Les récentes confidences de Laurent Wauquiez à l’EM Lyon affolent le microcosme journalistique depuis quelques jours sans qu’on comprenne bien pourquoi. Qu’a-t-il lâché de si infamant? Que Fillon a été flingué sur commande? A la bonne heure! Que Sarkozy était suspicieux comme tout apprenti tyran? Quelle incroyable révélation! Que Merkel est aussi charismatique qu’un journaliste de France 3? Mon Dieu, personne ne l’avait encore remarqué! Que Darmanin est un petit Rastignac amateur de lentilles? Etc. Certes l’ami Wauquiez se fout du monde en faignant d’avoir été enregistré à son insu. Sa démarche semble dictée par un calcul cynique purement politicien : s’arracher à son image de technocrate fraîchement sorti de l’ENA incapable de sortir de la langue de bois et privilégiant sa carrière personnelle au détriment de ses convictions et de l’intérêt général, reproche principal formulé par les français à l’égard des élites politiques.

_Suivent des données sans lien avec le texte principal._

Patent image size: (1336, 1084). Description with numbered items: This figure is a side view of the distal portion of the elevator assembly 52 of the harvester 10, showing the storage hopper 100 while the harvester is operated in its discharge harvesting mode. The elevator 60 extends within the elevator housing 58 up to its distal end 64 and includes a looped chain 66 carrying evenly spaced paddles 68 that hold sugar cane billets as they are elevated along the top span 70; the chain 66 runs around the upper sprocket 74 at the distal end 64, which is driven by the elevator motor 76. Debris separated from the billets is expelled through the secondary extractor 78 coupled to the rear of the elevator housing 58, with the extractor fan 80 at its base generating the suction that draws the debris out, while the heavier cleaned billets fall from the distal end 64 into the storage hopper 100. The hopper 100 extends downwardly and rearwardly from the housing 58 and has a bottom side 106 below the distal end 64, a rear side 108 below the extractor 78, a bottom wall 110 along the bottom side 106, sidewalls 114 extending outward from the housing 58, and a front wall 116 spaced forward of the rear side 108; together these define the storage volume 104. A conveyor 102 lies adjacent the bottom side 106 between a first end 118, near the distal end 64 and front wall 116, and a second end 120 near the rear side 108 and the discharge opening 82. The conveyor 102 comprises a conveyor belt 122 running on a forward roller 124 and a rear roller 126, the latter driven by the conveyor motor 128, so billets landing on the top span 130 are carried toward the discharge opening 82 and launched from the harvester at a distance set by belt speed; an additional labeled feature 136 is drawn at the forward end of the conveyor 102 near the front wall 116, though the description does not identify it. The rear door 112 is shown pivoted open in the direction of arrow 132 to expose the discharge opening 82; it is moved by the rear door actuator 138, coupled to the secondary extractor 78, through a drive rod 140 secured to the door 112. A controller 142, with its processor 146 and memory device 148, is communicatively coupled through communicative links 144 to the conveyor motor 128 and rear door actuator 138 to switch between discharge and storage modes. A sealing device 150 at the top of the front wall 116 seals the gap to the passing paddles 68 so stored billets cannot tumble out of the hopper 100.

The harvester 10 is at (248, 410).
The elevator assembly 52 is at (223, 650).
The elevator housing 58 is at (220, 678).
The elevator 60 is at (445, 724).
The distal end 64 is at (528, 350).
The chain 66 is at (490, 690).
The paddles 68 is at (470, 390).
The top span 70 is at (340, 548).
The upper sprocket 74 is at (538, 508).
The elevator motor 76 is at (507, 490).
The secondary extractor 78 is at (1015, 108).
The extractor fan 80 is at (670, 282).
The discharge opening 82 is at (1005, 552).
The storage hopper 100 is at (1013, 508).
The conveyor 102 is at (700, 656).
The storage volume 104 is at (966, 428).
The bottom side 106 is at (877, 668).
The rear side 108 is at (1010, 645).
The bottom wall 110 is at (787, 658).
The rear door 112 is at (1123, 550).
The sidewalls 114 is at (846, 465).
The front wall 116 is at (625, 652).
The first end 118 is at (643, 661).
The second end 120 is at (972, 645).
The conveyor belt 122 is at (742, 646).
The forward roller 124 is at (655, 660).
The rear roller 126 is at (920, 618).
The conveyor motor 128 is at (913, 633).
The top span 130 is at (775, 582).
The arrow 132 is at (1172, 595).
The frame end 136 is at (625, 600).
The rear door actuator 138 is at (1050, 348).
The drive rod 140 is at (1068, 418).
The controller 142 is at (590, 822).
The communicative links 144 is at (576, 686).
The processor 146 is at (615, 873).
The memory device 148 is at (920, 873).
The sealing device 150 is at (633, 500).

Il y a déjà plus de 2 ans, Xavier Bertrand tout juste élu président de région par des renforts venus de gauche, contre l’héritière Le Pen, avait changé de ton. Pour preuve, toutes ses phrases qu’il commençait par « mais ça les français en ont marre » sur un ton consterné et volontairement courroucé. Bertrand avait probablement senti que la déliquescence du pouvoir socialiste allait favoriser un dégagisme en 2017 qui affecterait aussi le parti de pouvoir classé à droite. Quand Jean-François Copé, confortablement assis sur le canapé rouge de Michel Druker, affirmait vouloir mettre fin à la langue de bois, c’était déjà en 2006, il se foutait du monde quand on sait la suite. Tout ceci laisse penser que les politiques, bien que conscients des fractures minant la société, n’attendent que la traduction dans les urnes pour réagir*.
Wauquiez semble donc prendre la mesure de la déflagration de 2017 et cherche à prendre les devants avant que les critiques journalistiques ne s’aventurent sur un autre terrain. Affirmer un positionnement conservateur d’une part et critique envers le chouchou des médias, l’intouchable président Macron, lui vaut un tir de barrage du microcosme très majoritairement progressiste. Wauquiez est austère mais lui ne balancerait pas du bullshit. Il serait cash, proche des « gens » avec sa parka rouge et son franc-parler. On dirait l’adaptation française du miracle américain qui a vu ce détonnant personnage qu’est Donald Trump se faire élire et qui est, depuis, tant recherchée en France. Marine Le Pen a bien essayé mais s’est montrée incapable de maîtriser les tenants et aboutissants, Trump étant nettement moins crétin qu’elle, malgré ce qu’en disent les médias US (ou français) ou ses plus consternantes pensées sur Twitter.
Encore une fois, face à cette grotesque mise en scène, les politiciens français révèlent leur nullité la plus totale. Nullité que ce soit dans la fabrication mensongère de l’homme populaire proche des aspirations du citoyen lambda ou dans la dénonciation outrée et surjouée du démagogue qui s’ignore tel M. Jourdain pris en flag’ pour sa prose. La France ne subissant pas encore le stade ultime de décomposition provoquée par le politiquement correct américain, des politiciens de carrière croient encore pouvoir renverser le jeu bien que sorti de l’école diplômante du capitalisme de connivence, du copinage étatiste professionnel, et à fortiori, depuis la tête de partis politiques discrédités par les 30 piteuses. Cet épisode risible apporte de l’eau à mon moulin : je ne prédis pas une grande carrière à Laurent Wauquiez. Ses tentatives de faire du buzz en mêlant maladroitement communication moderne et idées poussiéreuses ne devraient pas le mener bien loin, ses opposants de fortune non plus.
* Raison pour laquelle je ne vote plus qu’aux présidentielles, voter (sauf pour des petites listes aux ambitions très précises) ne sert plus qu’à donner encore une énième bouffée d’oxygène à un système à l’agonie qui mérite de mourir.